On September 28, 2011, a perfect metaphor for the horror that is Vladimir Putin’s Russia appeared in The Independent, which has over the years been responsible for some of the toughest and most insightful reporting on Russia (hat tip: Streetwise Professor).
The paper wrote about how thousands upon thousands of stray dogs roam the streets of Moscow, how they have killed Muscovites in packs and how they pose all manner of serious health concerns, to say nothing of betraying Russia’s eternal poverty regardless of the propaganda the state may churn out. Yet Russians, idiots that they are, are fighting to keep these dogs on the streets, and do what they can to care for them.
Similarly Josef Stalin is beloved by Russians, even though he murdered more of them than any other person who ever lived.
And similarly, the proud KGB spy and murderer of Starovoitova, of Litvinenko, of Politikovskaya, of Yushenkov, of Shchekochikhin, of Girenko, of Klebnikov, of Kozlov, of Estemirova, of Markelov and of so very many others, known as Vladimir Putin, is being embraced as he declares himself president for life. Lenin, Stalin, Putin.
On April 2, 2006, we warned the world that it would be so.
We formed this blog, and for the next five years, five months and twenty-two days, we warned that Putin would never leave power, that he would consistently reduce Russian democracy and increase its neo-Soviet character until Russia was a fully realized neo-Soviet dictatorship. On September 24, 2011, we were proved finally, horribly, undeniably right.

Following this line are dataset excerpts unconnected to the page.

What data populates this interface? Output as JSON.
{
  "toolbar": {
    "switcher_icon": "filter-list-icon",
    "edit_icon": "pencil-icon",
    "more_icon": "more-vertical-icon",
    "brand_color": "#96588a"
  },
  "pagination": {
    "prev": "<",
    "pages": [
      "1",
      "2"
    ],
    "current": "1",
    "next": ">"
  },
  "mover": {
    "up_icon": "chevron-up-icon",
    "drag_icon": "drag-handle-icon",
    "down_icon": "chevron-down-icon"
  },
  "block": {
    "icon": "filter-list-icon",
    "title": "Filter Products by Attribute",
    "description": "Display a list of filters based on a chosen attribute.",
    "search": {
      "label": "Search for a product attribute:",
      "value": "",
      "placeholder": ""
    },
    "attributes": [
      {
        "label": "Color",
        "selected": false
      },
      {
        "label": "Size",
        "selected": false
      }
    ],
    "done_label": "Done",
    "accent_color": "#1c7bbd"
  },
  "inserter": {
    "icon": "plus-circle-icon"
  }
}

There were those who said Russia could “never go back” to the dark days of the Soviet past. There were those who said Putin would never return to power, that he would fade into the background and allow Dima Medvedev and his successors to build a civilized democratic state.
They were lying. It was La Russophobe that was telling the truth, all along.
Russians will fight to keep stray dogs on the streets of their capital city, dogs which maul and brutalize them, but they will not fight to keep
Putin out of power. That really says all you need to know about the Russian people of the new millennium. They are, as Robert H. Boyle of Sports Illustrated magazine once called them, “desperately screwed up.”
We are not the only ones to have made this prediction, of course. The brilliant Jeffrey Taylor of The Altantic magazine beat us to it by several years when he called Putin’s Russia “Zaire with permafrost” and “finished” in May 2001. The world didn’t listen to him, either.